What should risk professionals do?
The first question for risk managers, internal auditors and finance professionals is; how much of the cheap and plentiful liquidity provided by Quantitative Easing, or QE as it is known, has gone into inflating asset prices—stocks, bonds and housing?
The second question is: how far will asset prices fall when the Fed and the Bank of England start to “taper” or reduce their QE and how will that impact my institution?
Finally, what is my firm doing in order to manage the inevitable fall in asset prices—a drop in stocks, a bear market in bonds, a burst of the recent housing bubble and a downward adjustment in emerging market assets and currencies?
It is not a question of if the Fed will taper but merely a matter of when. Yet, the market is urging continuity and no change in Fed policy by calling for Ben Bernanke’s deputy, Janet Yellen, to be appointed at the end of his term in order to continue more of the same. It appears that part of the reason Larry Summers fell out of favour for the job was that he would most likely have changed course.
The markets should be very careful what they wish for—especially since their record on lobbying regulators to give them more latitude in terms of both liquidity and regulation produced such a nasty shock the last time round.
Yet, it also appears that the markets have not learned from history.
It was cheap money from the Arab petro states which eventually found its way into the debt of the Lesser Developed Countries (LDCs) and later precipitated a crisis in the early 1980s. Cheap money also fuelled Japan’s inflationary expansion in the mid to late 1980s. That particular binge saw a calamitous drop in property prices and a fall in the Dow from 40,000 down to less than 10,000 at one stage—followed by two decades of stagnation.

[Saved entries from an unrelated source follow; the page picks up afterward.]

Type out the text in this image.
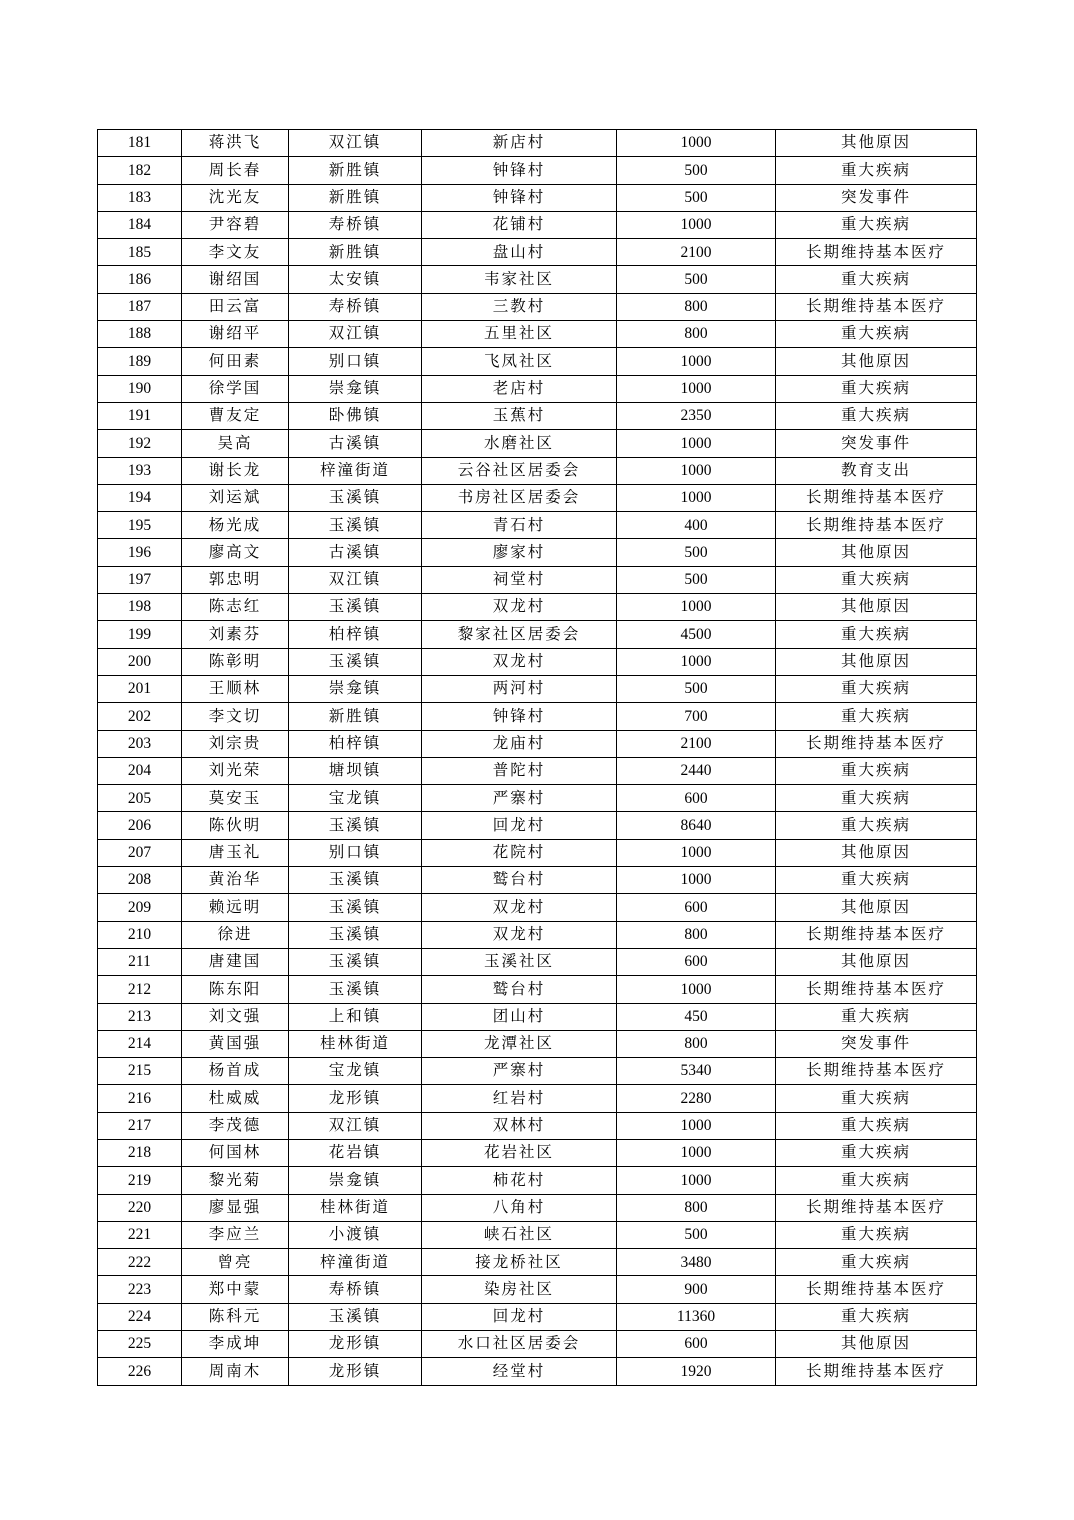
181	蒋洪飞	双江镇	新店村	1000	其他原因
182	周长春	新胜镇	钟锋村	500	重大疾病
183	沈光友	新胜镇	钟锋村	500	突发事件
184	尹容碧	寿桥镇	花铺村	1000	重大疾病
185	李文友	新胜镇	盘山村	2100	长期维持基本医疗
186	谢绍国	太安镇	韦家社区	500	重大疾病
187	田云富	寿桥镇	三教村	800	长期维持基本医疗
188	谢绍平	双江镇	五里社区	800	重大疾病
189	何田素	别口镇	飞凤社区	1000	其他原因
190	徐学国	崇龛镇	老店村	1000	重大疾病
191	曹友定	卧佛镇	玉蕉村	2350	重大疾病
192	吴高	古溪镇	水磨社区	1000	突发事件
193	谢长龙	梓潼街道	云谷社区居委会	1000	教育支出
194	刘运斌	玉溪镇	书房社区居委会	1000	长期维持基本医疗
195	杨光成	玉溪镇	青石村	400	长期维持基本医疗
196	廖高文	古溪镇	廖家村	500	其他原因
197	郭忠明	双江镇	祠堂村	500	重大疾病
198	陈志红	玉溪镇	双龙村	1000	其他原因
199	刘素芬	柏梓镇	黎家社区居委会	4500	重大疾病
200	陈彰明	玉溪镇	双龙村	1000	其他原因
201	王顺林	崇龛镇	两河村	500	重大疾病
202	李文切	新胜镇	钟锋村	700	重大疾病
203	刘宗贵	柏梓镇	龙庙村	2100	长期维持基本医疗
204	刘光荣	塘坝镇	普陀村	2440	重大疾病
205	莫安玉	宝龙镇	严寨村	600	重大疾病
206	陈伙明	玉溪镇	回龙村	8640	重大疾病
207	唐玉礼	别口镇	花院村	1000	其他原因
208	黄治华	玉溪镇	鹫台村	1000	重大疾病
209	赖远明	玉溪镇	双龙村	600	其他原因
210	徐进	玉溪镇	双龙村	800	长期维持基本医疗
211	唐建国	玉溪镇	玉溪社区	600	其他原因
212	陈东阳	玉溪镇	鹫台村	1000	长期维持基本医疗
213	刘文强	上和镇	团山村	450	重大疾病
214	黄国强	桂林街道	龙潭社区	800	突发事件
215	杨首成	宝龙镇	严寨村	5340	长期维持基本医疗
216	杜威威	龙形镇	红岩村	2280	重大疾病
217	李茂德	双江镇	双林村	1000	重大疾病
218	何国林	花岩镇	花岩社区	1000	重大疾病
219	黎光菊	崇龛镇	柿花村	1000	重大疾病
220	廖显强	桂林街道	八角村	800	长期维持基本医疗
221	李应兰	小渡镇	峡石社区	500	重大疾病
222	曾亮	梓潼街道	接龙桥社区	3480	重大疾病
223	郑中蒙	寿桥镇	染房社区	900	长期维持基本医疗
224	陈科元	玉溪镇	回龙村	11360	重大疾病
225	李成坤	龙形镇	水口社区居委会	600	其他原因
226	周南木	龙形镇	经堂村	1920	长期维持基本医疗
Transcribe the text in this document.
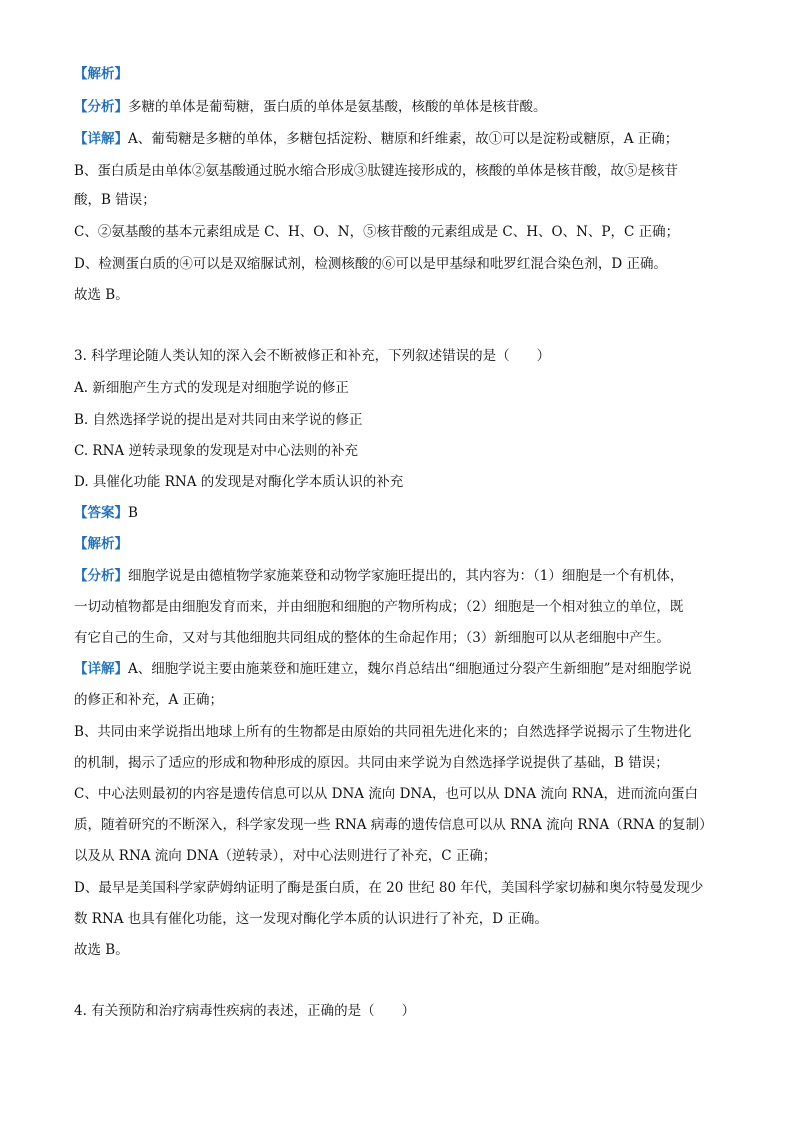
【解析】
【分析】多糖的单体是葡萄糖，蛋白质的单体是氨基酸，核酸的单体是核苷酸。
【详解】A、葡萄糖是多糖的单体，多糖包括淀粉、糖原和纤维素，故①可以是淀粉或糖原，A 正确；
B、蛋白质是由单体②氨基酸通过脱水缩合形成③肽键连接形成的，核酸的单体是核苷酸，故⑤是核苷
酸，B 错误；
C、②氨基酸的基本元素组成是 C、H、O、N，⑤核苷酸的元素组成是 C、H、O、N、P，C 正确；
D、检测蛋白质的④可以是双缩脲试剂，检测核酸的⑥可以是甲基绿和吡罗红混合染色剂，D 正确。
故选 B。
3. 科学理论随人类认知的深入会不断被修正和补充，下列叙述错误的是（　　）
A. 新细胞产生方式的发现是对细胞学说的修正
B. 自然选择学说的提出是对共同由来学说的修正
C. RNA 逆转录现象的发现是对中心法则的补充
D. 具催化功能 RNA 的发现是对酶化学本质认识的补充
【答案】B
【解析】
【分析】细胞学说是由德植物学家施莱登和动物学家施旺提出的，其内容为：（1）细胞是一个有机体，
一切动植物都是由细胞发育而来，并由细胞和细胞的产物所构成；（2）细胞是一个相对独立的单位，既
有它自己的生命，又对与其他细胞共同组成的整体的生命起作用；（3）新细胞可以从老细胞中产生。
【详解】A、细胞学说主要由施莱登和施旺建立，魏尔肖总结出“细胞通过分裂产生新细胞”是对细胞学说
的修正和补充，A 正确；
B、共同由来学说指出地球上所有的生物都是由原始的共同祖先进化来的；自然选择学说揭示了生物进化
的机制，揭示了适应的形成和物种形成的原因。共同由来学说为自然选择学说提供了基础，B 错误；
C、中心法则最初的内容是遗传信息可以从 DNA 流向 DNA，也可以从 DNA 流向 RNA，进而流向蛋白
质，随着研究的不断深入，科学家发现一些 RNA 病毒的遗传信息可以从 RNA 流向 RNA（RNA 的复制）
以及从 RNA 流向 DNA（逆转录），对中心法则进行了补充，C 正确；
D、最早是美国科学家萨姆纳证明了酶是蛋白质，在 20 世纪 80 年代，美国科学家切赫和奥尔特曼发现少
数 RNA 也具有催化功能，这一发现对酶化学本质的认识进行了补充，D 正确。
故选 B。
4. 有关预防和治疗病毒性疾病的表述，正确的是（　　）
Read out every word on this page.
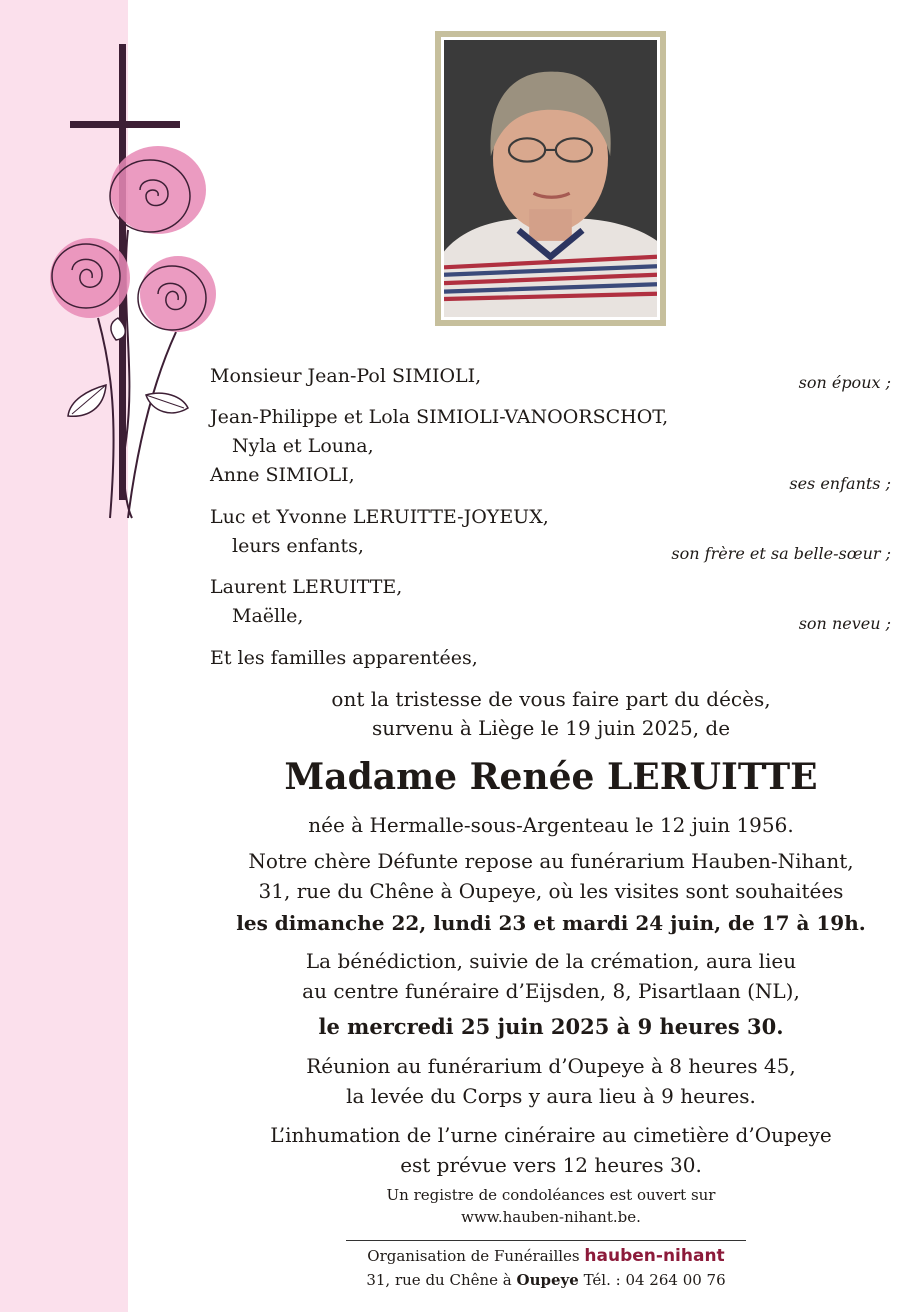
Monsieur Jean-Pol SIMIOLI,	son époux ;
Jean-Philippe et Lola SIMIOLI-VANOORSCHOT,
Nyla et Louna,
Anne SIMIOLI,	ses enfants ;
Luc et Yvonne LERUITTE-JOYEUX,
leurs enfants,	son frère et sa belle-sœur ;
Laurent LERUITTE,
Maëlle,	son neveu ;
Et les familles apparentées,
ont la tristesse de vous faire part du décès,
survenu à Liège le 19 juin 2025, de
Madame Renée LERUITTE
née à Hermalle-sous-Argenteau le 12 juin 1956.
Notre chère Défunte repose au funérarium Hauben-Nihant,
31, rue du Chêne à Oupeye, où les visites sont souhaitées
les dimanche 22, lundi 23 et mardi 24 juin, de 17 à 19h.
La bénédiction, suivie de la crémation, aura lieu
au centre funéraire d’Eijsden, 8, Pisartlaan (NL),
le mercredi 25 juin 2025 à 9 heures 30.
Réunion au funérarium d’Oupeye à 8 heures 45,
la levée du Corps y aura lieu à 9 heures.
L’inhumation de l’urne cinéraire au cimetière d’Oupeye
est prévue vers 12 heures 30.
Un registre de condoléances est ouvert sur
www.hauben-nihant.be.
Organisation de Funérailles hauben-nihant
31, rue du Chêne à Oupeye Tél. : 04 264 00 76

The subprime financial crisis erupted on the back of a long and sustained period of cheap and plentiful money orchestrated by the Fed and willingly followed by other central bankers around the world. During that time former Fed Reserve Chairman Alan Greenspan remained firm in his determination to maintain the policy of cheap money while doing absolutely nothing about asset price inflation.
Now that the Fed is presiding over another era of cheap money economists are now beginning to think that it is a very bad idea—none more so than Raghuram Rajan.
Mr. Rajan is the governor of the Reserve Bank of India (RBI) and an online article in Quartz (http://qz.com/) entitled; The economist who predicted the financial crisis just sounded another alarm—it would be wise to listen this time, lays out exactly why we should heed his words. Specifically, the article recalls how in 2005, when he was chief economist at the International Monetary Fund (IMF), Mr Rajan was firm in stating his contrary view on the Feds’ cheap money policy even while others were hailing Greenspan as probably the best central banker ever.
After years of economic and financial pain we all now know just how correct that contrary view was.
This time however, Mr Rajan has company as central bankers from such disparate parts of the globe as Norway and Australia are raising interest rates to combat asset price inflation—which by the way is exactly what Mr. Rajan is doing in India.
In the UK, the Bank of England is finally signalling that it will start to taper its quantitative easing even as the property price bubble continues apace—a bubble which bears no relationship to the actual state of the real economy.
The task for risk managers, internal auditors and financial controllers is clear. Find out precisely what actions your institution is taking to guard against the next major disruption in the markets and where appropriate ensure that a suitable process of deleveraging is in place as when the markets turn, any activity funded by cheap money will be automatically doomed when interest rates rise.
Jonathan Ledwidge is author of the book Clearing The Bull, The Financial Crisis And Why Banks Need A Human Transformation (iUniverse).